Wile E. and the Road Runner later appeared in several episodes of Tiny Toon Adventures. In this series, Wile E. (voiced in the Jim Reardon episode "Piece of Mind" by Joe Alaskey) was the dean of Acme Looniversity and the mentor of Calamity Coyote. The Road Runner's protégé in this series was Little Beeper. In the episode "Piece of Mind", Wile E. narrates the life story of Calamity while Calamity is falling from the top of a tall skyscraper. In the direct-to-video film Tiny Toon Adventures: How I Spent My Vacation, the Road Runner finally gets a taste of humiliation by getting run over by a mail truck that "brakes for coyotes."
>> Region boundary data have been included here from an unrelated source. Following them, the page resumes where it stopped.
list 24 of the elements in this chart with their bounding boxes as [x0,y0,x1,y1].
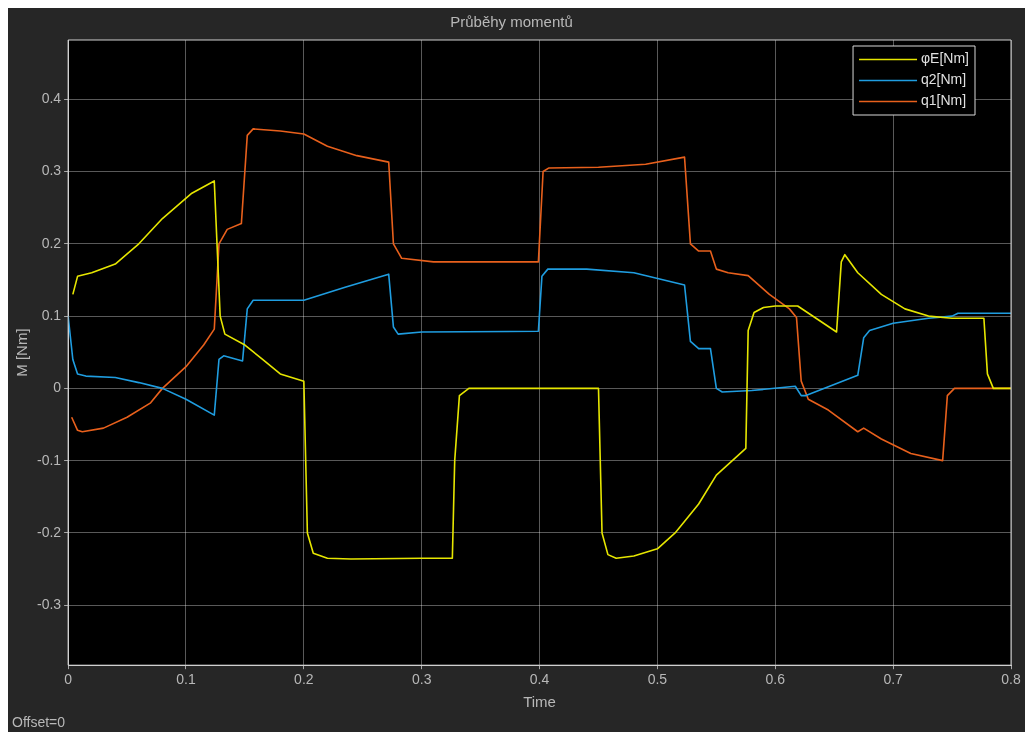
x-tick-label: 0.8 [1001,671,1021,688]
y-tick-label: 0.1 [41,306,62,323]
text: Offset=0 [12,713,66,730]
y-tick-label: 0.2 [41,234,62,251]
y-tick-label: 0 [53,379,62,396]
y-tick-label: -0.2 [37,523,62,540]
x-tick-label: 0.4 [529,671,550,688]
x-tick-label: 0.3 [411,671,432,688]
x-tick-label: 0.5 [647,671,668,688]
y-tick-label: 0.4 [41,90,62,107]
y-tick-label: -0.3 [37,596,62,613]
y-axis-title: M [Nm] [13,328,31,377]
x-tick-label: 0.2 [294,671,314,688]
y-tick-label: -0.1 [37,451,62,468]
legend-label: q1[Nm] [921,92,967,109]
x-tick-label: 0.7 [883,671,904,688]
x-axis-title: Time [523,693,556,711]
legend-label: φE[Nm] [921,50,969,67]
chart-title: Průběhy momentů [450,13,573,31]
y-tick-label: 0.3 [41,162,62,179]
legend-label: q2[Nm] [921,71,967,88]
x-tick-label: 0.1 [176,671,196,688]
x-tick-label: 0 [64,671,73,688]
x-tick-label: 0.6 [765,671,786,688]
The two were also seen in cameos in Animaniacs. They were together in two "Slappy Squirrel" cartoons: "Bumbie's Mom" and "Little Old Slappy from Pasadena". In the latter the Road Runner gets another taste of humiliation when he is outrun by Slappy's car, and holds up a sign saying "I quit" — immediately afterward, Buttons, who was launched into the air during a previous gag, lands squarely on top of him. Wile E. appears without the bird in the Wizard of Oz parody, dressed in his batsuit from one short, in a twister (tornado) funnel in "Buttons in Ows". Also, in the beginning of one episode, an artist is seen drawing Road Runner.

Wile E. and Road Runner appeared in their toddler versions in Baby Looney Tunes, only in songs. However, they both had made a cameo in the episode, "Are We There Yet?", where Road Runner was seen out the window of Floyd's car with Wile E. chasing him.
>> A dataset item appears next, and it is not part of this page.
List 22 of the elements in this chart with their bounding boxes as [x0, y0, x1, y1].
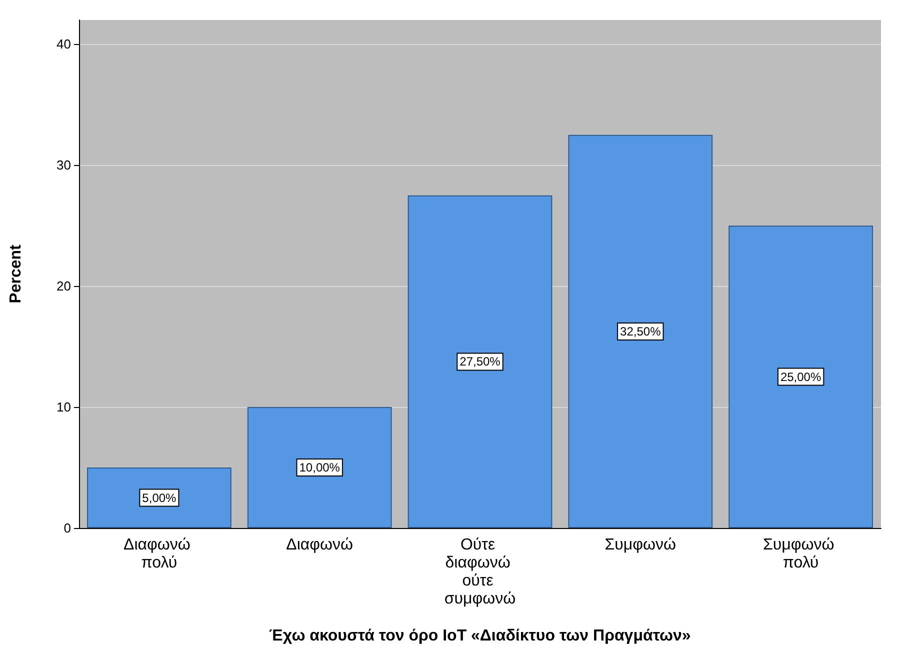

Road Runner appears in an episode of the 1990 series Taz-Mania in which Taz grabs him by the leg and gets ready to eat him until the two gators are ready to capture Taz so he lets Road Runner go. In another episode of Taz-Mania the Road Runner cartoons are parodied with Taz dressed as Road Runner and the character Willy Wombat dressed as Wile E. Coyote. Willy tries to catch Taz with Acme Roller Skates but fails, and Taz even says "Beep, beep".

Loonatics Unleashed[]

In Loonatics Unleashed, Wile E. Coyote and Roadrunner's 28th century descendants are Tech E. Coyote and Rev Runner. Tech E. Coyote was the tech expert of the Loonatics (influenced by the past cartoons with many of the machines ordered by Wile E. from Acme), and has magnetic hands and the ability to molecularly regenerate himself (influenced by the many times in which Wile E. painfully failed to capture Roadrunner and then was shown to have miraculously recoveed).

Tech E. Coyote speaks, but does not have a british accent as Wile E. Coyote did. Rev Runner is also able to talk, though extremely rapidly, and can fly without the use of jet packs, which are used by other members of the Loonatics. He also has super speed, also a take off of Roadrunner. Ironically, the pair get on rather well, despite the number of gadgets Tech designs in order to stop Rev talking.
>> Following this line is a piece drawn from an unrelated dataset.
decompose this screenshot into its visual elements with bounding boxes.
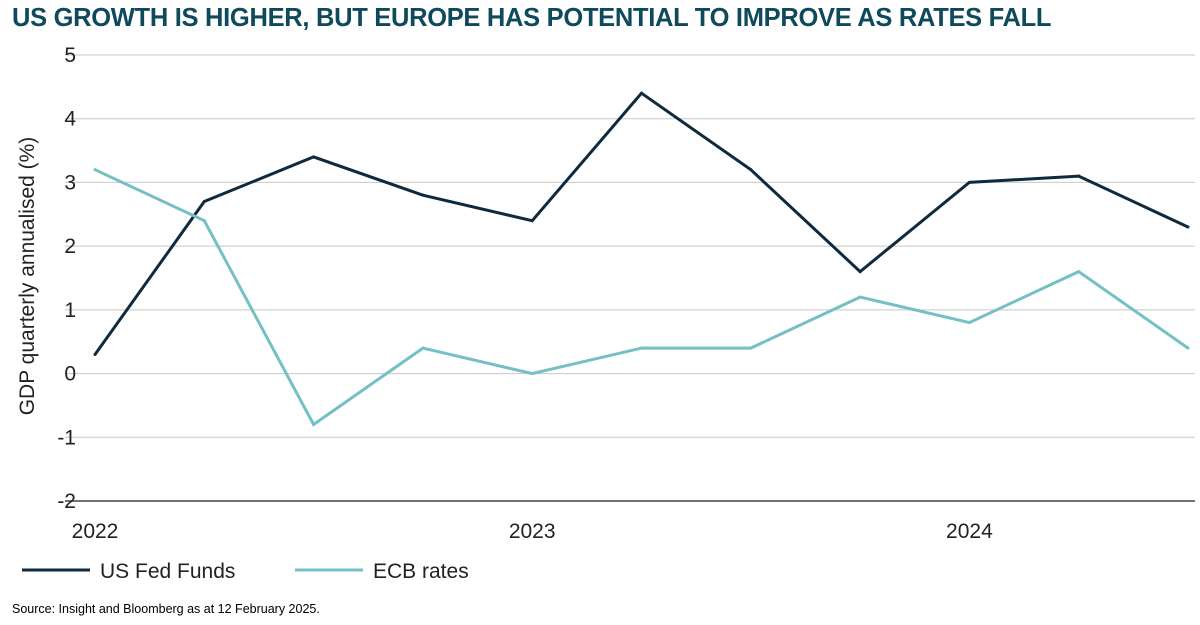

Also they have their moments where they don't get along. When friendship is shown it is often only from Rev to Tech, not the other way around; this could however be attributed to the fact that Tech has only the bare minimum of social skills.

They are both portrayed as smart, but Tech is the better inventor and at times Rev was shown doing stupid things. References to ancestor's past are seen in the episode "Family Business" not appear. Where the other Runners are wary of Tech and Tech relives the famous falling gags done in Coyote/Runner shorts.

The Looney Tunes Show[]

Road Runner and Wile E. feature in 3D computer animated cartoons or cartoon animation in Cartoon Network's new TV series The Looney Tunes Show.

The CGI shorts were only included in season one but Wile E. and Road Runner will still appear throughout the series in 2D animation.

3-D shorts[]

The characters are scheduled to appear in seven 3-D short attached to Warner Bros. features. Three have been screened with features, while the rest serve as segments in season one of The Looney Tunes Show.